Python Multiprocessing Producer Consumer Pattern

Python3 has a multiprocessing module that provides an API that’s similar to the one found in the threading module. The main selling point behind multiprocessing over threading is that multiprocessing allows tasks to run in a truly concurrent fashion by spanning multiple CPU cores while threading is still limited by the global interpreter lock (GIL). The Process class found in multiprocessing works internally by spawning new processes and providing classes that allow for data sharing between processes.

Since multiprocessing uses processes rather than threads, child processes do not share their memory with the parent process. That means we have to rely on low-level objects such as pipes to allow the processes to communicate with each other. The multiprocessing module provides high level classes similar to the ones found in threading that allow for sharing data between processes. This example demonstrates the producer consumer pattern using processes and the Queue class sharing data.

Code

import time
import os
import random
from multiprocessing import Process, Queue, Lock


# Producer function that places data on the Queue
def producer(queue, lock, names):
    # Synchronize access to the console
    with lock:
        print('Starting producer => {}'.format(os.getpid()))
        
    # Place our names on the Queue
    for name in names:
        time.sleep(random.randint(0, 10))
        queue.put(name)

    # Synchronize access to the console
    with lock:
        print('Producer {} exiting...'.format(os.getpid()))

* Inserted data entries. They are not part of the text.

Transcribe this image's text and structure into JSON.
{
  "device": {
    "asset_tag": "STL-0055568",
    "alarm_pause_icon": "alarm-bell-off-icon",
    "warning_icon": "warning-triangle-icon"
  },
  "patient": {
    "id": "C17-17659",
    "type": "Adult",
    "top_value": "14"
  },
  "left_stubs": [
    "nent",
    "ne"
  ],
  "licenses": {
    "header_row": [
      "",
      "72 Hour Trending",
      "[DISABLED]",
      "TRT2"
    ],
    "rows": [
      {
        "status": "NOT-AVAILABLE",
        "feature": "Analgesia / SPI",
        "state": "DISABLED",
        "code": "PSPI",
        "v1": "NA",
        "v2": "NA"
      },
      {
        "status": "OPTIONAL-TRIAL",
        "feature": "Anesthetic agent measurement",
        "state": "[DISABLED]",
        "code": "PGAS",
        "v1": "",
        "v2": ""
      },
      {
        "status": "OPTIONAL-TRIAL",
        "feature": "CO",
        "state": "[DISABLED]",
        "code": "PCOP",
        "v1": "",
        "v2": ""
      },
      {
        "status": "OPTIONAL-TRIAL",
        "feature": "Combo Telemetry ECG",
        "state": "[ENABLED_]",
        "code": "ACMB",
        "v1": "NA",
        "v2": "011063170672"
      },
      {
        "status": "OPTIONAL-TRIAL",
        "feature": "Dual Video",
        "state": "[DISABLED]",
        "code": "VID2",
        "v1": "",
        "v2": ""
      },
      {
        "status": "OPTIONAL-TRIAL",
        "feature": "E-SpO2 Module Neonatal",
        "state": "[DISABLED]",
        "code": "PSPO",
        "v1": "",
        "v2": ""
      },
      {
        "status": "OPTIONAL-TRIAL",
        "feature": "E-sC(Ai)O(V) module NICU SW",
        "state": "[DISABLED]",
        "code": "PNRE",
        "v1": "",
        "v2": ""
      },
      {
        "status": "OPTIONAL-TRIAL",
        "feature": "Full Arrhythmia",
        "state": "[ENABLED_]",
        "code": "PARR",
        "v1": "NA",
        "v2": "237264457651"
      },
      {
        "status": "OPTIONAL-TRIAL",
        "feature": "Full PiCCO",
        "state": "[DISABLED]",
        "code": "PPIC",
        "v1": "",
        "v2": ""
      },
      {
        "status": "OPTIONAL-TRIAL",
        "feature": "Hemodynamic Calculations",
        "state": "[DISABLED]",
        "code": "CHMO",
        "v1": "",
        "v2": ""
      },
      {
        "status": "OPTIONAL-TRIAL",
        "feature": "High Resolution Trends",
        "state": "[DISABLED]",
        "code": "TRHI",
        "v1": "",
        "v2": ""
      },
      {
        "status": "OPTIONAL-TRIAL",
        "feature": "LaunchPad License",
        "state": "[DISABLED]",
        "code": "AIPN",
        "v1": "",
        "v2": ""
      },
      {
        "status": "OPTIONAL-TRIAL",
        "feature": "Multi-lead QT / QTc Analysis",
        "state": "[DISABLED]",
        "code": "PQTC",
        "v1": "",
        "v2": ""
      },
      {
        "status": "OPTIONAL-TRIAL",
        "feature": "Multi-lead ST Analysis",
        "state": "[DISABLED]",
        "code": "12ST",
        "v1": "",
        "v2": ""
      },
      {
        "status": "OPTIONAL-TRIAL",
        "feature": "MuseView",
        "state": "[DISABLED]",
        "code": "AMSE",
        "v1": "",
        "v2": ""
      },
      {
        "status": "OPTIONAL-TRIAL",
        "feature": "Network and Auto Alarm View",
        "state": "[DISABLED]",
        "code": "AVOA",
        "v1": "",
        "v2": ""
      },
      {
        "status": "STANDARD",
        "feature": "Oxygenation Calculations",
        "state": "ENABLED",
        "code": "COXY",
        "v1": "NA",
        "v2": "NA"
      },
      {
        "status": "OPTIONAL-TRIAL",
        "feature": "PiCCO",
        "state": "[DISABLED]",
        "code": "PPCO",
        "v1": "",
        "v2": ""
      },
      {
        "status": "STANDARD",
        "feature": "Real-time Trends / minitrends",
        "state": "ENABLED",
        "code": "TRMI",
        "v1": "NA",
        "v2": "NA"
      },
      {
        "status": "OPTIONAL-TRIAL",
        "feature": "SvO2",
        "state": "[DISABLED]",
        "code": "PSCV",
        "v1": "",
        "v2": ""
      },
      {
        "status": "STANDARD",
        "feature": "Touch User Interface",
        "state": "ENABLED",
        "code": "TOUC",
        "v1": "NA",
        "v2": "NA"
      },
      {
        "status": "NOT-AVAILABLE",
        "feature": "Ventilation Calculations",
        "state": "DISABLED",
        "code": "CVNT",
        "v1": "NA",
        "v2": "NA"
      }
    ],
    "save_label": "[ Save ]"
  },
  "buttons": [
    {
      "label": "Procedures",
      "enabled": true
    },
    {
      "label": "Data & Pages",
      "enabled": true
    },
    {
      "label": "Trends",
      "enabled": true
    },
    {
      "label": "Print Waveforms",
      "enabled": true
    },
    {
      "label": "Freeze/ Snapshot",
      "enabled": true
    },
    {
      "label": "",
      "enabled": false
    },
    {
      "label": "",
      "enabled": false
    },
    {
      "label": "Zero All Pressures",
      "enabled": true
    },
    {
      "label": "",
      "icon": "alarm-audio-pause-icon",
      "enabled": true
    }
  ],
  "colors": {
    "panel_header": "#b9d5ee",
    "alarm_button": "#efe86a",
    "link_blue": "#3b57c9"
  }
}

# The consumer function takes data off of the Queue
def consumer(queue, lock):
    # Synchronize access to the console
    with lock:
        print('Starting consumer => {}'.format(os.getpid()))
    
    # Run indefinitely
    while True:
        time.sleep(random.randint(0, 10))
        
        # If the queue is empty, queue.get() will block until the queue has data
        name = queue.get()

        # Synchronize access to the console
        with lock:
            print('{} got {}'.format(os.getpid(), name))


if __name__ == '__main__':
    
    # Some lists with our favorite characters
    names = [['Master Shake', 'Meatwad', 'Frylock', 'Carl'],
             ['Early', 'Rusty', 'Sheriff', 'Granny', 'Lil'],
             ['Rick', 'Morty', 'Jerry', 'Summer', 'Beth']]

    # Create the Queue object
    queue = Queue()
    
    # Create a lock object to synchronize resource access
    lock = Lock()

    producers = []
    consumers = []

    for n in names:
        # Create our producer processes by passing the producer function and it's arguments
        producers.append(Process(target=producer, args=(queue, lock, n)))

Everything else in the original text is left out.